New energy projects get 2-year approval window under new assessment regime

By The Canadian Press

Major new energy projects will have to be assessed and either approved or denied within two years under a massive new national assessment bill being introduced in the House of Commons.

Environment Minister Catherine McKenna, who tabled the 341-page Impact Assessment Act, says it will provide clarity and certainty about how the process works, what companies need to do, and why and how decisions are made.

Over $500 billion in major resource projects are planned across Canada in the next decade, McKenna told a news conference as she announced the new bill.

“These projects would mean tens of thousnds of well-paying jobs cross the country, and they would provide an economic boost for communities and our economy as a whole,” McKenna said.

“But we cannot get there without better rules to guide our decisions about resource development.”

McKenna accused her Liberal government’s Conservative predecessors of having “gutted” the environmental assessment process to the point of damaging public trust in the process almost to the point of no repair.

“Approvals were based on politics, rather than robust science,” McKenna said. “There were concerns that changes were putting our fish, our waterways and our communities at risk, and were not taking into account the climate impacts of projects.”

The ensuing pack of public trust resulted in “polarization and paralysis” that persists to this day, she noted.

Once the new law is passed, major projects will continue to be evaluated by a federally appointed review panel, but that would happen in concert with bodies such as the Canadian Energy Regulator — the new name of the current National Energy Board.

Smaller projects that have fewer assessment requirements will need to be decided on within 300 days, instead of the current 450.

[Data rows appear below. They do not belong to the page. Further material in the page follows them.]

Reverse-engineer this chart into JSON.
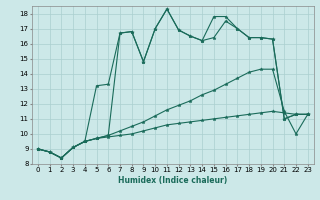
{
  "xlabel": "Humidex (Indice chaleur)",
  "xlim": [
    -0.5,
    23.5
  ],
  "ylim": [
    8,
    18.5
  ],
  "xticks": [
    0,
    1,
    2,
    3,
    4,
    5,
    6,
    7,
    8,
    9,
    10,
    11,
    12,
    13,
    14,
    15,
    16,
    17,
    18,
    19,
    20,
    21,
    22,
    23
  ],
  "yticks": [
    8,
    9,
    10,
    11,
    12,
    13,
    14,
    15,
    16,
    17,
    18
  ],
  "bg_color": "#cce8e8",
  "grid_color": "#aacfcf",
  "line_color": "#1a6b5a",
  "lines": [
    {
      "x": [
        0,
        1,
        2,
        3,
        4,
        5,
        6,
        7,
        8,
        9,
        10,
        11,
        12,
        13,
        14,
        15,
        16,
        17,
        18,
        19,
        20,
        21,
        22,
        23
      ],
      "y": [
        9.0,
        8.8,
        8.4,
        9.1,
        9.5,
        9.7,
        9.8,
        9.9,
        10.0,
        10.2,
        10.4,
        10.6,
        10.7,
        10.8,
        10.9,
        11.0,
        11.1,
        11.2,
        11.3,
        11.4,
        11.5,
        11.4,
        11.3,
        11.3
      ]
    },
    {
      "x": [
        0,
        1,
        2,
        3,
        4,
        5,
        6,
        7,
        8,
        9,
        10,
        11,
        12,
        13,
        14,
        15,
        16,
        17,
        18,
        19,
        20,
        21,
        22,
        23
      ],
      "y": [
        9.0,
        8.8,
        8.4,
        9.1,
        9.5,
        9.7,
        9.9,
        10.2,
        10.5,
        10.8,
        11.2,
        11.6,
        11.9,
        12.2,
        12.6,
        12.9,
        13.3,
        13.7,
        14.1,
        14.3,
        14.3,
        11.5,
        10.0,
        11.3
      ]
    },
    {
      "x": [
        0,
        1,
        2,
        3,
        4,
        5,
        6,
        7,
        8,
        9,
        10,
        11,
        12,
        13,
        14,
        15,
        16,
        17,
        18,
        19,
        20,
        21,
        22,
        23
      ],
      "y": [
        9.0,
        8.8,
        8.4,
        9.1,
        9.5,
        13.2,
        13.3,
        16.7,
        16.8,
        14.8,
        17.0,
        18.3,
        16.9,
        16.5,
        16.2,
        16.4,
        17.5,
        17.0,
        16.4,
        16.4,
        16.3,
        11.0,
        11.3,
        11.3
      ]
    },
    {
      "x": [
        0,
        1,
        2,
        3,
        4,
        5,
        6,
        7,
        8,
        9,
        10,
        11,
        12,
        13,
        14,
        15,
        16,
        17,
        18,
        19,
        20,
        21,
        22,
        23
      ],
      "y": [
        9.0,
        8.8,
        8.4,
        9.1,
        9.5,
        9.7,
        9.9,
        16.7,
        16.8,
        14.8,
        17.0,
        18.3,
        16.9,
        16.5,
        16.2,
        17.8,
        17.8,
        17.0,
        16.4,
        16.4,
        16.3,
        11.0,
        11.3,
        11.3
      ]
    }
  ]
}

All projects will be assessed not just for environmental impacts, but also for impacts on health, the economy, social issues, gender and Indigenous rights.

They will be assessed on the basis of “robust science, evidence and traditional Indigenous knowledge,” McKenna said.

“Indigenous Peoples would be consulted in a … meaningful manner.”

While the last word will still largely reside with the federal cabinet, decisions will be made on whether a project is in the public interest by weighing the positives and negatives of a project against each other.